Les habitants des petites maisons posées à même la plage de Babilonia, à Guardamar del Segura, dans le sud de la Costa Blanca, ont dû construire des digues de fortune devant leurs portes pour protéger leurs logements de la montée des eaux, provoquée par la construction d’une jetée plus loin. A Alicante, un peu plus au nord, l’édifice résidentiel Vistamar est si proche de la plage que, vue de loin, cette tour de brique et de béton de 39 étages semble baigner au milieu de la Méditerranée. Sur certaines fenêtres, on peut lire « SOS », car des tempêtes de plus en plus violentes, sous l’effet du changement climatique, menacent tout le quartier de l’Albufereta, construit dans les années 1960, au début du développement touristique de l’Espagne.
A Valence, le circuit de formule 1, inauguré en 2008 et supposé apporter une renommée internationale à la ville, est devenu une étendue de béton abandonnée, occupée partiellement par un bidonville où des jeunes désœuvrés jouent aux petites voitures. Quant au lotissement Ciudad Quesada, à Rojales, avec son parcours de golf au vert éclatant planté au milieu d’un panorama semi-désertique, il annonce aux investisseurs étrangers une « Spanish life for sale » (« vie espagnole à vendre »), malgré ses allures de ville fantôme.
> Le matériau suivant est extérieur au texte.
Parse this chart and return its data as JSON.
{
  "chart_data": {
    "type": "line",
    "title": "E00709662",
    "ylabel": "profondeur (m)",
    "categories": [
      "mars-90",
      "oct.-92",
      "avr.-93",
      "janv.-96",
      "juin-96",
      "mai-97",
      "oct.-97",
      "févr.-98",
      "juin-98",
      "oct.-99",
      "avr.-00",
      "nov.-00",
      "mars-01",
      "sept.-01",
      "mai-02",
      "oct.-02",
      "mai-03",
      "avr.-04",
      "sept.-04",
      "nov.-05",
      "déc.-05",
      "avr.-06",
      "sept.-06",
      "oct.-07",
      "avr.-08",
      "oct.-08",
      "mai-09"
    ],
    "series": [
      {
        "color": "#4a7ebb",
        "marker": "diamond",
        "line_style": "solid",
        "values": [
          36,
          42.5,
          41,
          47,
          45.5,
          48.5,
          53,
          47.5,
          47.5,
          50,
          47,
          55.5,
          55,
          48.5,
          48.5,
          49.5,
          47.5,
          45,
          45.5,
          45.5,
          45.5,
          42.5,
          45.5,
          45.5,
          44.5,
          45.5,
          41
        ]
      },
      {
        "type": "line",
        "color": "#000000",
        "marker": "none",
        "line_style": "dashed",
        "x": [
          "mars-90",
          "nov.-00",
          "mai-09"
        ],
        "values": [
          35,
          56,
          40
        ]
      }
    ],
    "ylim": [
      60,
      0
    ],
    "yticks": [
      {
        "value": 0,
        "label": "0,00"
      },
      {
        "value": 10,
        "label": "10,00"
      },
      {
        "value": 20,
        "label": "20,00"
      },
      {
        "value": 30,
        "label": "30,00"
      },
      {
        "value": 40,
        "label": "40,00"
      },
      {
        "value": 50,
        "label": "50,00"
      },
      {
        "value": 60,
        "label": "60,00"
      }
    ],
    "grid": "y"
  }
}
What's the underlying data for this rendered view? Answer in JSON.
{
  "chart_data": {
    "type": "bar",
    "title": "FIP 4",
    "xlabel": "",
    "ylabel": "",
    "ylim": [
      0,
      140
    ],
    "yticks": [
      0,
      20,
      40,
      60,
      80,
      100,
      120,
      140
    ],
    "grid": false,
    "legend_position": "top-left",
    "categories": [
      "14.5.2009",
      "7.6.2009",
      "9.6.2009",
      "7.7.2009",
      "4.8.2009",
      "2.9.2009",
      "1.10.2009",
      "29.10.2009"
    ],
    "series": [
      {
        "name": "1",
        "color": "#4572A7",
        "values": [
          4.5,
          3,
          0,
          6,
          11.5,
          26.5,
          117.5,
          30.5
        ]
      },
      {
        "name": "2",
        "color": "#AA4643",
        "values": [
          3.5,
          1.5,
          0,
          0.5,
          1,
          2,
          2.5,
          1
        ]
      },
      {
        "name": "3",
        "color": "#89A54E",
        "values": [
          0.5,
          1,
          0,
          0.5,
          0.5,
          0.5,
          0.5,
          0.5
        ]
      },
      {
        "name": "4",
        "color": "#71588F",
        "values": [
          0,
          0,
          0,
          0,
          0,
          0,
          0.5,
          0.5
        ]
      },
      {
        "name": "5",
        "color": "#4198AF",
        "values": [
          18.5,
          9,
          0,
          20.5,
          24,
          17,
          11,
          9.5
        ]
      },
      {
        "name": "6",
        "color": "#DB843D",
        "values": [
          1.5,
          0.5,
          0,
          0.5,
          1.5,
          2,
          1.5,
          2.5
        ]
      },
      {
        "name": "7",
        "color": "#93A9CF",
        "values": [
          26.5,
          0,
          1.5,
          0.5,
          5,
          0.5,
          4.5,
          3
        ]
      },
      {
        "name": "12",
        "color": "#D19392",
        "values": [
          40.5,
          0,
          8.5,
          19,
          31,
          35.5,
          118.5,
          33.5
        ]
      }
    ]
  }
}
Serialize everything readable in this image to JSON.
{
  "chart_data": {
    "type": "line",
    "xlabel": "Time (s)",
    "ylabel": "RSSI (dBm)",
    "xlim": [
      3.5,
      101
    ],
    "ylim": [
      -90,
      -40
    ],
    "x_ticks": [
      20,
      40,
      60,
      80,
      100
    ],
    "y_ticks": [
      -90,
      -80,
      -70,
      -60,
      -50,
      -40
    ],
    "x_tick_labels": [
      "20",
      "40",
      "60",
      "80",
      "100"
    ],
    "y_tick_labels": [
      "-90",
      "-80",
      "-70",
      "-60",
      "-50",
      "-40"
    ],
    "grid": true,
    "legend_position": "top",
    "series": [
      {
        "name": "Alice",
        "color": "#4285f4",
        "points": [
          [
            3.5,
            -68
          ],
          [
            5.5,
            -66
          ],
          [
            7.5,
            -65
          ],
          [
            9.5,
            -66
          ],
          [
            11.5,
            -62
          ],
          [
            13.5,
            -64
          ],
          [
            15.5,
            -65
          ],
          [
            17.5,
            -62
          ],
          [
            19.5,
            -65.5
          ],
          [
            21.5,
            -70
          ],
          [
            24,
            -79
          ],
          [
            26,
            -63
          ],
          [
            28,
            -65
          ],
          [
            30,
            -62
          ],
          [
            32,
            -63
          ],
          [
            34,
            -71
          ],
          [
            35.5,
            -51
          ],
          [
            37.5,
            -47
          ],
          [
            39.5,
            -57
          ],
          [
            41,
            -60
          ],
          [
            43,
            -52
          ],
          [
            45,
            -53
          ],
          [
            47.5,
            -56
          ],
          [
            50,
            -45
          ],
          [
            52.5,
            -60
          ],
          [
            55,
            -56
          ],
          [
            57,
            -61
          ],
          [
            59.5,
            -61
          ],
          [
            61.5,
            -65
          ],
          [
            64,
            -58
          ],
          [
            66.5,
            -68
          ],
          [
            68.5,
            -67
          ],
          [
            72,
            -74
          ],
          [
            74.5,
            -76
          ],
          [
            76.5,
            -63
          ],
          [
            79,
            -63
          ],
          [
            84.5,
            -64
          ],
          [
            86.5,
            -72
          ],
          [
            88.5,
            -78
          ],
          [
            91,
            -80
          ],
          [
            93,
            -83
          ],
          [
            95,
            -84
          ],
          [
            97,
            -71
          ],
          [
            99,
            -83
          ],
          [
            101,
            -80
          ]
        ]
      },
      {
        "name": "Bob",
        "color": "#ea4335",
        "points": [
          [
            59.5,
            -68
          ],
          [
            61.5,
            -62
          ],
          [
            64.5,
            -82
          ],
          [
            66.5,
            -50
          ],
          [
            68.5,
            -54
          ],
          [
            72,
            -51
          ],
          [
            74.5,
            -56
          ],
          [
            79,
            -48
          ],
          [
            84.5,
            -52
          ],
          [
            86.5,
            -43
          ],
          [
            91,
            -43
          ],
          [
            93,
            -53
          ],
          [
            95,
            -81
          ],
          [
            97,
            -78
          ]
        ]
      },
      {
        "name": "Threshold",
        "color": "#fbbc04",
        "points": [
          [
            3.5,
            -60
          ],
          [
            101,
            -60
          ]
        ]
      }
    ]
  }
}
Pour sa série « La idea de éxito » (« l’idée du succès »), le photographe et réalisateur espagnol Markel Redondo a parcouru la région de Valence entre 2020 et 2021, s’interrogeant sur le sens de ces paysages déprimés, pourtant perçus en leur temps comme des symboles de réussite et de progrès. « La Costa Blanca est peut-être la région qui incarne le mieux la volonté qui existe en Espagne de construire toujours plus, toujours plus haut, plus grand. C’est une idée de progrès mal comprise, qui exploite les ressources naturelles comme si elles étaient infinies et qui a donné lieu à beaucoup de corruption et de spéculation », souligne le créateur basque de 47 ans qui avait déjà abordé le rapport de l’homme au paysage urbanisé dans « Castillos de arena » (« châteaux de sable »).